Для релятивистской теории важно, кто именно конструирует и в каком повседневном или чрезвычайном контексте это происходит. Эта теория, в частности, позволяет преодолеть известное пренебрежение конструктивистов к массовому сознанию, обывателю, повседневным интерпретативным стратегиям людей, которые вовсе не являются пассивными марионетками в политической игре элит или более "профессиональных" социальных конструкторов.
Этничность (а вслед за ней и нация) понимается здесь как оператор производства и различения культурных явлений, составляющих важнейший компонент взаимодействия групп. Этот оператор позволяет человеку упорядочивать многообразие культурных явлений для того, чтобы формулировать стратегии адекватного и ожидаемого поведения в различных ситуациях, которые коррелируют с типологией групп, находящихся в пределах устойчивого коммуникативного поля.
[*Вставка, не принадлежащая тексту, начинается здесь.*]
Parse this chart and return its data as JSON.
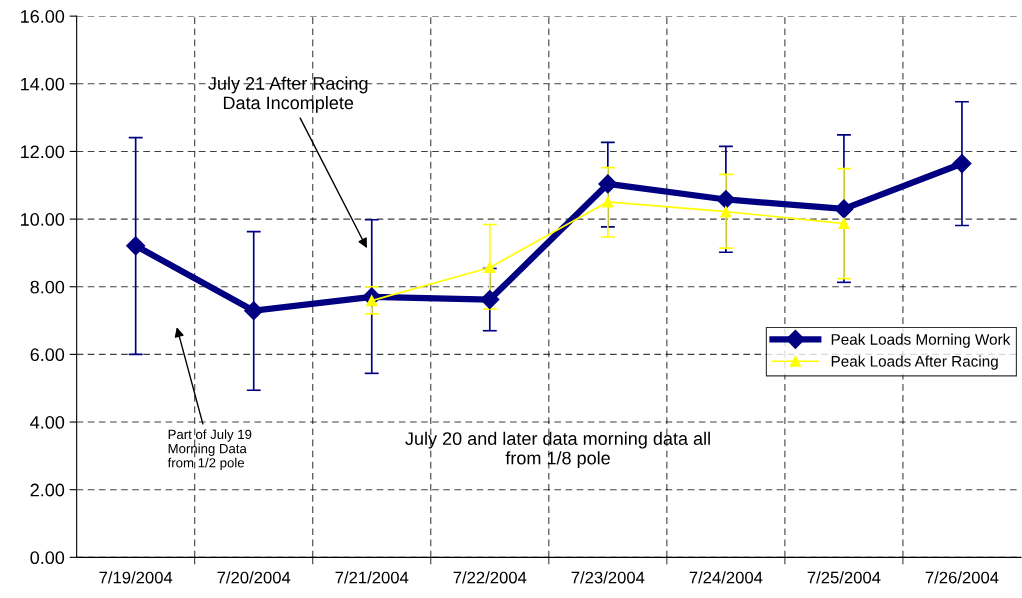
{
  "chart_data": {
    "type": "line",
    "categories": [
      "7/19/2004",
      "7/20/2004",
      "7/21/2004",
      "7/22/2004",
      "7/23/2004",
      "7/24/2004",
      "7/25/2004",
      "7/26/2004"
    ],
    "series": [
      {
        "name": "Peak Loads Morning Work",
        "color": "#000080",
        "marker": "diamond",
        "values": [
          9.21,
          7.29,
          7.7,
          7.62,
          11.04,
          10.58,
          10.3,
          11.64
        ],
        "errors": [
          [
            6.0,
            12.41
          ],
          [
            4.94,
            9.63
          ],
          [
            5.44,
            9.98
          ],
          [
            6.7,
            8.54
          ],
          [
            9.77,
            12.27
          ],
          [
            9.02,
            12.15
          ],
          [
            8.13,
            12.49
          ],
          [
            9.81,
            13.47
          ]
        ]
      },
      {
        "name": "Peak Loads After Racing",
        "color": "#ffff00",
        "marker": "triangle",
        "values": [
          null,
          null,
          7.59,
          8.57,
          10.51,
          10.22,
          9.87,
          null
        ],
        "errors": [
          null,
          null,
          [
            7.2,
            8.0
          ],
          [
            7.34,
            9.84
          ],
          [
            9.47,
            11.52
          ],
          [
            9.14,
            11.32
          ],
          [
            8.24,
            11.49
          ],
          null
        ]
      }
    ],
    "ylim": [
      0,
      16
    ],
    "yticks": [
      {
        "value": 0,
        "label": "0.00"
      },
      {
        "value": 2,
        "label": "2.00"
      },
      {
        "value": 4,
        "label": "4.00"
      },
      {
        "value": 6,
        "label": "6.00"
      },
      {
        "value": 8,
        "label": "8.00"
      },
      {
        "value": 10,
        "label": "10.00"
      },
      {
        "value": 12,
        "label": "12.00"
      },
      {
        "value": 14,
        "label": "14.00"
      },
      {
        "value": 16,
        "label": "16.00"
      }
    ],
    "grid": true,
    "legend": "right",
    "line_style": "solid",
    "annotations": [
      "July 21 After Racing\nData Incomplete",
      "Part of July 19\nMorning Data\nfrom 1/2 pole",
      "July 20 and later data morning data all\nfrom 1/8 pole"
    ]
  }
}
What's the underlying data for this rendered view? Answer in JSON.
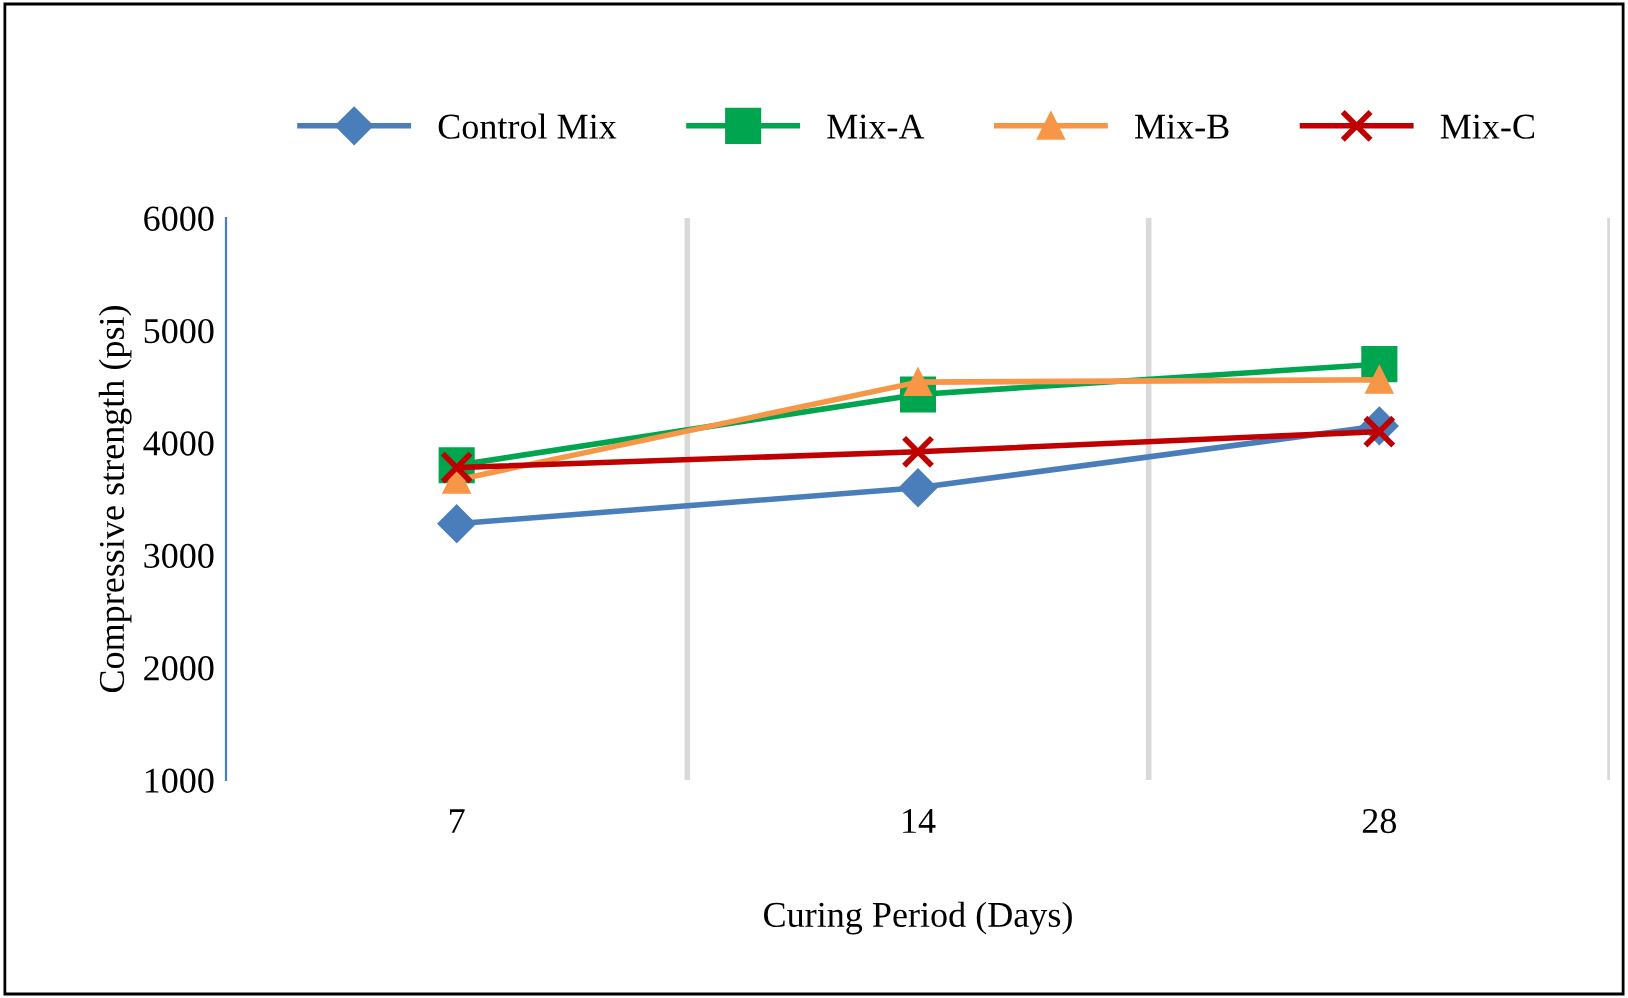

Конструирование этничности в рамках релятивистской теории рассматривается как многоуровневый, многосубъектный процесс, не сводимый к манипулированию общностями и индивидами через "создание традиций" или элитарную политическую мобилизацию. Существует широкий круг стратегий оперирования этничностью. В релятивистской теории нации акцентируется следующий момент: этническая идентичность воспроизводится через устойчивые паттерны, скажем, через рутинные соотнесения "себя"/"нас" с набором ключевых контрагентов, находящихся в исторически и социально значимом коммуникативном поле. Субъектом такого привычного соотнесения, отличающего "нас" от "них" и наполняющего это различение конкретным содержанием, является и "человек с улицы", "обыватель", который оказывается отнюдь не пассивным реципиентом национальных идеологий или транслятором институциональных определений.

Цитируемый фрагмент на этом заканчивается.